Blood-brain barrier leakage and perivascular collagen accumulation precede microvessel rarefaction and memory impairment in a chronic hypertension animal model.

Hypertension (HT) is one of the main causes of vascular dementia, lead to cognitive decline. Here, we investigated the relationship between cerebral microvessels, pericytes, extracellular matrix (ECM) accumulation, blood-brain barrier (BBB) breakdown, and memory impairment at mid-life in a chronic hypertension animal model. Spontaneously hypertensive rats (SHRs) (n = 20) are chosen for the model and age matched Wistar rats (n = 16) as controls.

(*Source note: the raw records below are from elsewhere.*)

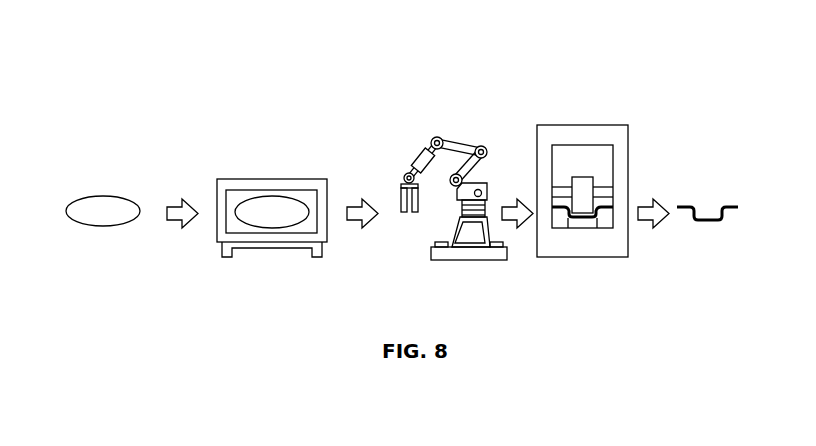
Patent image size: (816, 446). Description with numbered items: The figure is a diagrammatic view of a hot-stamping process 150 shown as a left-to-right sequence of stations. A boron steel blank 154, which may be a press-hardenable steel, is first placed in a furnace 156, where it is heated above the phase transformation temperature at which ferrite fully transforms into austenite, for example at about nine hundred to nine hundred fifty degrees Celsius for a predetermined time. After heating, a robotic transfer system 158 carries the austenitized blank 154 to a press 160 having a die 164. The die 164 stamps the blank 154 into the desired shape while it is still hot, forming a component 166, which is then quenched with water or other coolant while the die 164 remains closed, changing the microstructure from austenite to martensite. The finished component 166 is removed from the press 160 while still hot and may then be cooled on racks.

The hot-stamping process 150 is at (648, 37).
The boron steel blank 154 is at (103, 196).
The furnace 156 is at (272, 242).
The robotic transfer system 158 is at (457, 140).
The press 160 is at (583, 125).
The die 164 is at (608, 198).
The component 166 is at (705, 206).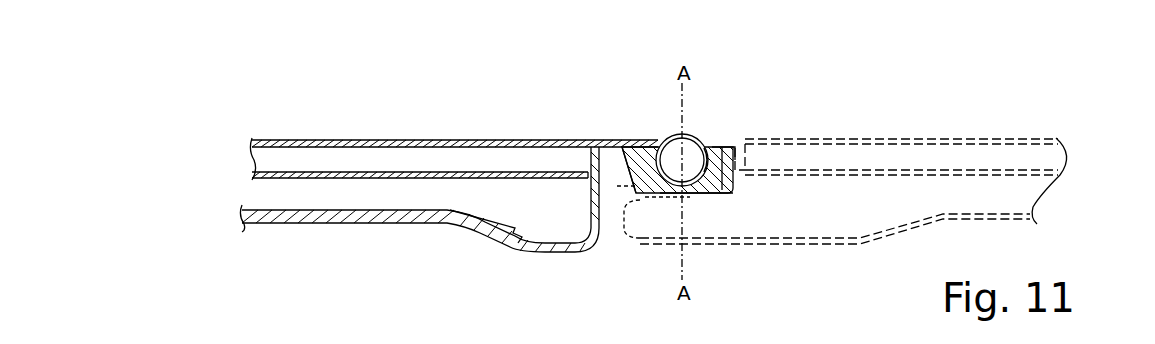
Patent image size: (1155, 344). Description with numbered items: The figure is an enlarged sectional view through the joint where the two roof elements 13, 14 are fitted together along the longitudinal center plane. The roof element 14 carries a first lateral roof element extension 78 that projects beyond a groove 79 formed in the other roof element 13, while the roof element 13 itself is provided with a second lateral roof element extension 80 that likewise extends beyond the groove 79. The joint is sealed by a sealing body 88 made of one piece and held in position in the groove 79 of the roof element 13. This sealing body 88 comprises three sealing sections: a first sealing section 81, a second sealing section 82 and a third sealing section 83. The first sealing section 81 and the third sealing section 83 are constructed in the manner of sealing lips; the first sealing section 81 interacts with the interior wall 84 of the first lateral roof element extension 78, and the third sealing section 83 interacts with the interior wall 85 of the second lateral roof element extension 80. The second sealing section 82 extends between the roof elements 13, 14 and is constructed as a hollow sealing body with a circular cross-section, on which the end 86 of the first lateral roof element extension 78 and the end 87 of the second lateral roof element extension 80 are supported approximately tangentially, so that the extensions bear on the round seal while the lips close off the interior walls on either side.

The roof element 13 is at (912, 139).
The roof element 14 is at (325, 139).
The first lateral roof element extension 78 is at (652, 137).
The groove 79 is at (644, 200).
The second lateral roof element extension 80 is at (724, 138).
The first sealing section 81 is at (620, 158).
The second sealing section 82 is at (693, 140).
The third sealing section 83 is at (727, 197).
The interior wall 84 is at (617, 187).
The interior wall 85 is at (700, 194).
The end 86 is at (672, 137).
The end 87 is at (697, 143).
The sealing body 88 is at (652, 194).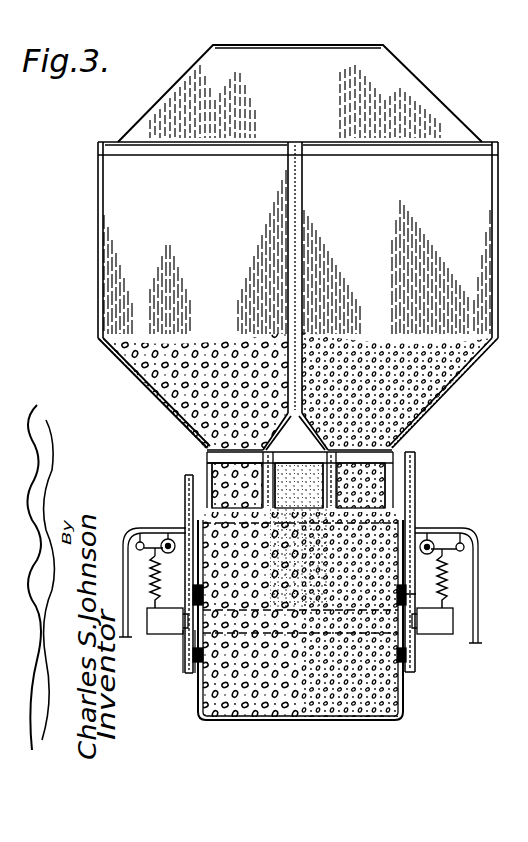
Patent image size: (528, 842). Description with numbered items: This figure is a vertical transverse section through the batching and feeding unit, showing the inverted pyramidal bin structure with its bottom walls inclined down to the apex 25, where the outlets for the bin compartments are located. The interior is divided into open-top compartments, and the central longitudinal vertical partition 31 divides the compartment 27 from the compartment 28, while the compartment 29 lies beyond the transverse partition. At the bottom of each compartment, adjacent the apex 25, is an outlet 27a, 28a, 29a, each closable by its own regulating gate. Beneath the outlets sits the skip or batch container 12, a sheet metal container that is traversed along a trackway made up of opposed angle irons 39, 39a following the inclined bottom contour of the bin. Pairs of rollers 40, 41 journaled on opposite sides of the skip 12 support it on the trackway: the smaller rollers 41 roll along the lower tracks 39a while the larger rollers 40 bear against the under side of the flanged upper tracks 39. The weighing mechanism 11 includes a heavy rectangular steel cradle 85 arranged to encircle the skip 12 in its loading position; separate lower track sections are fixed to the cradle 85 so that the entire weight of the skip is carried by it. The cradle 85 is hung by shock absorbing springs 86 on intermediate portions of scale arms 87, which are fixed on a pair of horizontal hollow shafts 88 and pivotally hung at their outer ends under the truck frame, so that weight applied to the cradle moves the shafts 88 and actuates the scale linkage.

The weighing mechanism 11 is at (164, 520).
The skip or batch container 12 is at (403, 704).
The apex 25 is at (418, 439).
The bin compartment 27 is at (178, 395).
The outlet 27a is at (222, 466).
The bin compartment 28 is at (437, 380).
The outlet 28a is at (414, 463).
The bin compartment 29 is at (312, 437).
The outlet 29a is at (322, 472).
The central longitudinal vertical partition 31 is at (302, 214).
The flanged upper angle irons or tracks 39 is at (186, 477).
The lower tracks or angle irons 39a is at (186, 642).
The larger rollers 40 is at (416, 660).
The smaller rollers 41 is at (416, 595).
The frame or cradle 85 is at (438, 634).
The shock absorbing springs 86 is at (186, 638).
The scale arms 87 is at (141, 549).
The horizontal hollow shafts 88 is at (158, 552).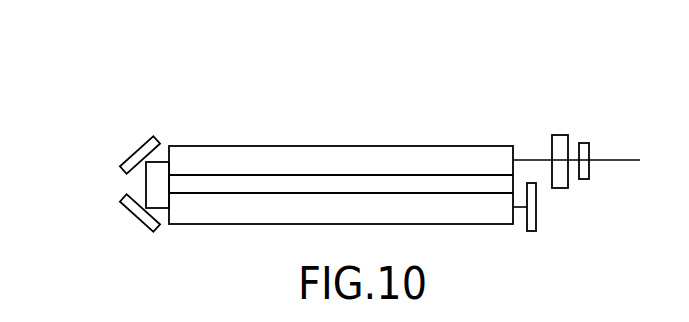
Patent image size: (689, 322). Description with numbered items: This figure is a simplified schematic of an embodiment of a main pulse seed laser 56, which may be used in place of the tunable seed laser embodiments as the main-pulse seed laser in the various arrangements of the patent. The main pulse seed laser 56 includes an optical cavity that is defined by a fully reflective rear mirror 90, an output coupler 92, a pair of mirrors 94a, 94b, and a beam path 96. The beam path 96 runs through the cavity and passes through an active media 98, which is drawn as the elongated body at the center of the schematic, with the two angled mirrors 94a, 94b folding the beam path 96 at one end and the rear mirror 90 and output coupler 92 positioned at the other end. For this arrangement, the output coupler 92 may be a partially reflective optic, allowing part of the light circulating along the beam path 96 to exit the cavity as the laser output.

The main pulse seed laser 56 is at (214, 73).
The active media 98 is at (393, 146).
The beam path 96 is at (146, 185).
The mirror 94a is at (135, 153).
The mirror 94b is at (135, 218).
The fully reflective rear mirror 90 is at (536, 219).
The output coupler 92 is at (584, 143).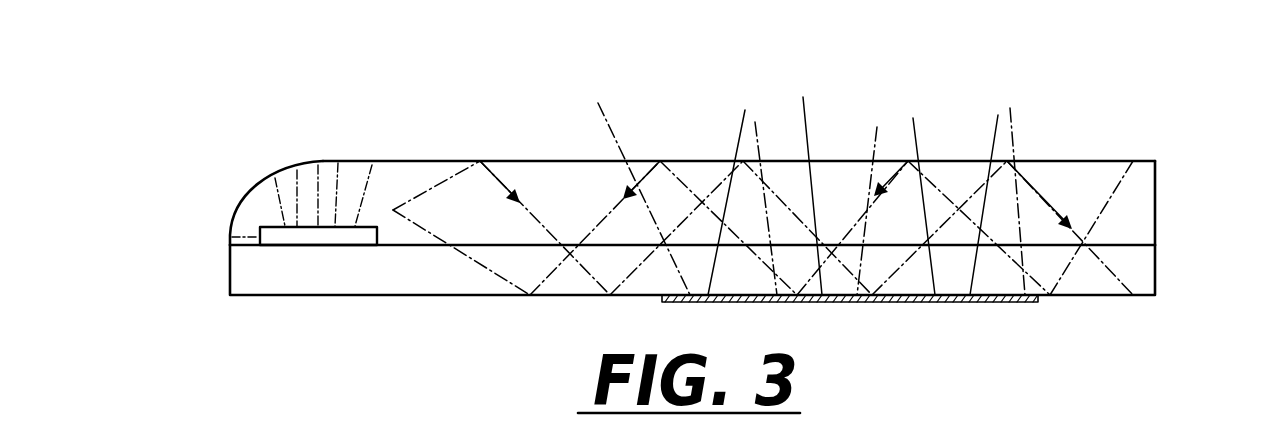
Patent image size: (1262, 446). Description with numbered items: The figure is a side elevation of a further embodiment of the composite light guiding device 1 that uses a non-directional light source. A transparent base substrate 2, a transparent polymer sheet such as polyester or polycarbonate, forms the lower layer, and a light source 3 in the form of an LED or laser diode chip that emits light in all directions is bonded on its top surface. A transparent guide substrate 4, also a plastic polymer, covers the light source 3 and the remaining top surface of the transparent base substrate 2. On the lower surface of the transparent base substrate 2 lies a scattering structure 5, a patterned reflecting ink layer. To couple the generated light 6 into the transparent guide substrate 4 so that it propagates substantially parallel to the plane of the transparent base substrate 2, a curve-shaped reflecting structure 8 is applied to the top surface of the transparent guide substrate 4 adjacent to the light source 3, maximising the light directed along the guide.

The composite light guiding device 1 is at (706, 196).
The transparent base substrate 2 is at (1145, 272).
The light source 3 is at (322, 235).
The transparent guide substrate 4 is at (706, 177).
The scattering structure 5 is at (957, 301).
The generated light 6 is at (808, 148).
The reflecting structure 8 is at (258, 196).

Changes in brain microvasculature and in vitro experiments are shown with immunofluorescence studies and cognition with open field, novel object recognition, and Y maze tests. There was a significant reduction in pericyte coverage in SHRs (p = 0.021), while the quantitative parameters of the cerebral microvascular network were not different between groups. On the other hand, parenchymal albumin leakage, as a Blood-brain barrier (BBB) breakdown marker, was prominent in SHRs (p = 0.023). Extracellular matrix (ECM) components, collagen type 1, 3 and 4 were significantly increased (accumulated) around microvasculature in SHRs (p = 0.011, p = 0.013, p = 0.037, respectively). Furthermore, in vitro experiments demonstrated that human brain vascular pericytes but not astrocytes and endothelial cells secreted type I collagen upon TGFβ1 exposure pointing out a possible role of pericytes in increased collagen accumulation around cerebral microvasculature due to HT. Furthermore, valsartan treatment decreased the amount of collagen type 1 secreted by pericytes after TGFβ1 exposure. At the time of evaluation, SHRs did not demonstrate cognitive decline and memory impairments. Our results showed that chronic HT causes ECM accumulation and BBB leakage before leading to memory impairments and therefore, pericytes could be a novel target for preventing vascular dementia.